Selain sebagai sumber pangan, Agus mengatakan, industri hilir sagu juga harus dikembangkan guna meningkatkan nilai tambah dan pendapatan asli daerah. Sagu diketahui bisa dibuat menjadi berbagai produk turunan. Selain itu, sagu juga bisa dijadikan etanol untuk bahan bakar pengganti fosil untuk industri makanan dan minuman hingga industri kayu, kosmetik, dan farmasi.
Terluas di dunia
Kementerian Pertanian mencatat bahwa Indonesia memiliki potensi lahan sagu mencapai 5,5 juta hektar, terluas di dunia. Sebagian besar lahan sagu ini berada di Papua dan Papua Barat.
Sekretaris Jenderal Kementerian Pertanian Momon Rusmono mengatakan, dari jumlah tersebut, lahan yang dioptimalkan baru sekitar 314.000 hektar atau sekitar 5,7 persen. ”Itu pun dengan produktivitas baru 3,57 ton per hektar, padahal sebenarnya bisa ditingkatkan jadi 10 ton per hektar,” katanya.
Deputi Bidang Koordinasi Pangan dan Agribisnis Musdhalifah Machmud mengatakan, hingga saat ini realisasi pemanfaatan sagu sebagai bahan bakar masih 0 persen. ”Targetnya 10 persen. Sejauh ini bahan baku etanol untuk bauran energi baru dari sawit,” katanya.
Selain untuk memenuhi kebutuhan dalam negeri, tambah Musdhalifah, sagu juga memiliki pasar ekspor. Pada 2019, sagu yang diekspor Indonesia 26.600 ton atau senilai Rp 108,89 miliar dengan negara tujuan India, Malaysia, Jepang, Thailand, dan Vietnam. ”Jumlah tenaga kerja yang terserap di industri sagu mencapai 286.000 keluarga,” katanya.

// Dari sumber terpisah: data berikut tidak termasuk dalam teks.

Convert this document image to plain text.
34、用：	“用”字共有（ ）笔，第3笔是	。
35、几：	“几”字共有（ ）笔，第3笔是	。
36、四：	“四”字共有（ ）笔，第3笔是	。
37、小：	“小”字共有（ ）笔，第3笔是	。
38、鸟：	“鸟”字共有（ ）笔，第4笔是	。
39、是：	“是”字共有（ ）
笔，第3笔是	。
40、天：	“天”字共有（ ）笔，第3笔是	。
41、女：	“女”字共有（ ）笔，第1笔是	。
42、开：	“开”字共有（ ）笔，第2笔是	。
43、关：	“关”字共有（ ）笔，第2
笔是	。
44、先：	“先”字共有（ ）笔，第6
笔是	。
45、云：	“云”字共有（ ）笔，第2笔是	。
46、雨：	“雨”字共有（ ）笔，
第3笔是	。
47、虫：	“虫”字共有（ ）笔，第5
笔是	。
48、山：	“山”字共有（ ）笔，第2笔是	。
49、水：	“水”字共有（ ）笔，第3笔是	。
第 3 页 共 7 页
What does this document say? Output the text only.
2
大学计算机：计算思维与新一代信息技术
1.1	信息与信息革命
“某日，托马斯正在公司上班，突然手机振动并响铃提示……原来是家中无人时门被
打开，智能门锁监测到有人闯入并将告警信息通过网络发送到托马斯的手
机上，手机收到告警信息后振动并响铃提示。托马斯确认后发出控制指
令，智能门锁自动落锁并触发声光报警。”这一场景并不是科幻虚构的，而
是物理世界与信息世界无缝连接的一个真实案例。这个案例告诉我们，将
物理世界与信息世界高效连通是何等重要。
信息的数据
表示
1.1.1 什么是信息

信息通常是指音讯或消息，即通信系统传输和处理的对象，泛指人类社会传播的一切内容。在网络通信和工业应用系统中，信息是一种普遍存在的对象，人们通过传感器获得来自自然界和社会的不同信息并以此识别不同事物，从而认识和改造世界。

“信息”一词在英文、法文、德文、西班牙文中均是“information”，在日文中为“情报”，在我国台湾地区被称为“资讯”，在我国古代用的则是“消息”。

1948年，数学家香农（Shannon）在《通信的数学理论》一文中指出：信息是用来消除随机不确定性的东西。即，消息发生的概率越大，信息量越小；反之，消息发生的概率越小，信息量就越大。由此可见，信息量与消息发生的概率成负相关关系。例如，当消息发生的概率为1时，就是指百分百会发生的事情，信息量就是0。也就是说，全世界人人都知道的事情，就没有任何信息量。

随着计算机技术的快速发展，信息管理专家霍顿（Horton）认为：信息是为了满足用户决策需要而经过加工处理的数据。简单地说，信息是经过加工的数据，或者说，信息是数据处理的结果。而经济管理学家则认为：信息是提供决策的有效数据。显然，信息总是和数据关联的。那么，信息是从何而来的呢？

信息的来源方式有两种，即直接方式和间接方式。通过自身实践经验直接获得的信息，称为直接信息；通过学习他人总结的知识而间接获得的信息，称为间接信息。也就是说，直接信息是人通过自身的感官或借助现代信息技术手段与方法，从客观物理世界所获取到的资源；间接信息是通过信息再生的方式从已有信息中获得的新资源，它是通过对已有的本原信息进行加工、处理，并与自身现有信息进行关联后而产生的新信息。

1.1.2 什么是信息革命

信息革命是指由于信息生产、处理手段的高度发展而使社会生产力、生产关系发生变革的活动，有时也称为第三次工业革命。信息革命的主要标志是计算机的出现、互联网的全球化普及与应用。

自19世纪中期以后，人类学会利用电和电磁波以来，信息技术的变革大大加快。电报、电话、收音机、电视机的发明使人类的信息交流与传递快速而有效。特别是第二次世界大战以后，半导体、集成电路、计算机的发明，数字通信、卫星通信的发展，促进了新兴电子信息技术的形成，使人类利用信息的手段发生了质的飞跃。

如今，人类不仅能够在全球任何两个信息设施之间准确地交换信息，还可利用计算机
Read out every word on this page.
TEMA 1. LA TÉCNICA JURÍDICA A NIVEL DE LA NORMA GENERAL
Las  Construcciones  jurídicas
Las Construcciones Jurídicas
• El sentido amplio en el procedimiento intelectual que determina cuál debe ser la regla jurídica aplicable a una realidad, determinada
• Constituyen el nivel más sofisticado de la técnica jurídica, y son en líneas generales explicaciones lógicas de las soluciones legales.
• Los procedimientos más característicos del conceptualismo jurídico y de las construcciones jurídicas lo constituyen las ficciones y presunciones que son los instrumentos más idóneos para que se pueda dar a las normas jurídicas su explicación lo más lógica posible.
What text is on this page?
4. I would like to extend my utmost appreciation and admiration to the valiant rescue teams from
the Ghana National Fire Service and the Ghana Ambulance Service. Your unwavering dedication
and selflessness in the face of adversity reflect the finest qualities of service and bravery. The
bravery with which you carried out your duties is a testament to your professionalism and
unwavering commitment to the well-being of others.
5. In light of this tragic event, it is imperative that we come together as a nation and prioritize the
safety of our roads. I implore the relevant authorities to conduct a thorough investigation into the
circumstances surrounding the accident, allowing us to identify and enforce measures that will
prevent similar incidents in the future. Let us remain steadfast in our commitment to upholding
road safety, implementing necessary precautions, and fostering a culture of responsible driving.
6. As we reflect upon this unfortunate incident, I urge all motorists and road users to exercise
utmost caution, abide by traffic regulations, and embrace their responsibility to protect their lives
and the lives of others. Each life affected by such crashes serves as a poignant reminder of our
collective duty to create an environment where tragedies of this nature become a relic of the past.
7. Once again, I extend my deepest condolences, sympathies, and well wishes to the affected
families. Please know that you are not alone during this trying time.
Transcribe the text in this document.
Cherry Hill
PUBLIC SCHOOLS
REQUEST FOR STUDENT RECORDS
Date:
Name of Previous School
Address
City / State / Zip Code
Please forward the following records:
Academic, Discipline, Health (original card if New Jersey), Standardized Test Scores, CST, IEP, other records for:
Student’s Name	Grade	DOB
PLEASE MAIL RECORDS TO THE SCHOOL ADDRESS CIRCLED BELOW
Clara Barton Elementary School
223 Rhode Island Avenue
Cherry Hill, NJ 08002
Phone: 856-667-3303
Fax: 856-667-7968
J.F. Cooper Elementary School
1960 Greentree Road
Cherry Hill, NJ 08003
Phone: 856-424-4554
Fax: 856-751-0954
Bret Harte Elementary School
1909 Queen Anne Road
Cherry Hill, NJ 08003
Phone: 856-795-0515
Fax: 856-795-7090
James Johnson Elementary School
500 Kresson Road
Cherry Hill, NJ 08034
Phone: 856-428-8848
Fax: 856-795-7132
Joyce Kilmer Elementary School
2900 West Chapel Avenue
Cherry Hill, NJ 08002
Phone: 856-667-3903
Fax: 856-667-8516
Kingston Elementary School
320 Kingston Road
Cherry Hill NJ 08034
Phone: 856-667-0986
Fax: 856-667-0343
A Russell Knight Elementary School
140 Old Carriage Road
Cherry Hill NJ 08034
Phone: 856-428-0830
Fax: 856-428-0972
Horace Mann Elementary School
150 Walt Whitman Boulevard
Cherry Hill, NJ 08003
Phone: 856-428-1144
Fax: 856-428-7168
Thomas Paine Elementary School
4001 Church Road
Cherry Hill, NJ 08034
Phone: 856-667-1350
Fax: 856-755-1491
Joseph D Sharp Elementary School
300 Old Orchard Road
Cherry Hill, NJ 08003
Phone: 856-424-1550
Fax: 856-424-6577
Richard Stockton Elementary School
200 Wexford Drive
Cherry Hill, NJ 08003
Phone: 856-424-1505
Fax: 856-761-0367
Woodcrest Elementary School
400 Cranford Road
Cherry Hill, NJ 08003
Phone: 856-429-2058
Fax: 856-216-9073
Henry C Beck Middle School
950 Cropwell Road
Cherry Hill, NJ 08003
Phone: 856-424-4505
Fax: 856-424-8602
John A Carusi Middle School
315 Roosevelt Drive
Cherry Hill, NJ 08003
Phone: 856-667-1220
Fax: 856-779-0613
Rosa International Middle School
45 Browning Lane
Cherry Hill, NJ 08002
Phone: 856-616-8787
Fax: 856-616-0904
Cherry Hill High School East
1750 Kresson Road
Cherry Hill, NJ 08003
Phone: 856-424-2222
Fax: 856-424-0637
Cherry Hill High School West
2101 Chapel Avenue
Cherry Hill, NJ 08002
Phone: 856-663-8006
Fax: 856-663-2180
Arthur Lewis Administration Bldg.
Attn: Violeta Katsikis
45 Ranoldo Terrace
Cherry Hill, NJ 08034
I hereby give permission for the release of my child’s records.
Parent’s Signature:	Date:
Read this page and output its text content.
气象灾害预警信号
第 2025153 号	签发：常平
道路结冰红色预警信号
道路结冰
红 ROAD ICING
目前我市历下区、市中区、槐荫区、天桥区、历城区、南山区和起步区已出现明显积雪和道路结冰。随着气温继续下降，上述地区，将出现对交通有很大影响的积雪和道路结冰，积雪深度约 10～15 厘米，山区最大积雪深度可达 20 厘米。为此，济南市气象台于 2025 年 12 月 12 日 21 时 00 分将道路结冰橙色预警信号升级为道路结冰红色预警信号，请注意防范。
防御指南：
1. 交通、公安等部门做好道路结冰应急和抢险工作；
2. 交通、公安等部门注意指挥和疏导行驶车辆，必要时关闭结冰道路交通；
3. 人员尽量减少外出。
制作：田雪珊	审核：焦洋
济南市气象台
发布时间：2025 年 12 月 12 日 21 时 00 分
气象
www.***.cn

Sekalipun hanya memiliki lahan sagu terbatas, ekspor sagu ke pasar global ternyata masih didominasi Malaysia. Kajian Hiroshi Ehara (2018) menyebutkan, setiap tahun rata-rata Malaysia mengekspor 47.000 ton sagu kering. Tingginya ekspor sagu dari Malaysia ini diduga karena mereka membeli sagu basah dari Kepulauan Meranti, Riau, dan kemudian mengolahnya menjadi sagu kering.
Gubernur Papua Lukas Enembe mengatakan, bagi Papua, PSN 2020 merupakan bentuk pengakuan dan penghargaan negara terhadap sagu yang merupakan pangan pokok dan identitas orang Papua.
Sementara itu, Gubernur Papua Barat Dominggus Mandacan mengatakan, PSN 2020 diharapkan menjadi momentum sebagai gerakan awal kerja sama pelaku sagu dari hulur ke hilir untuk mengoptimalkan potensi sagu.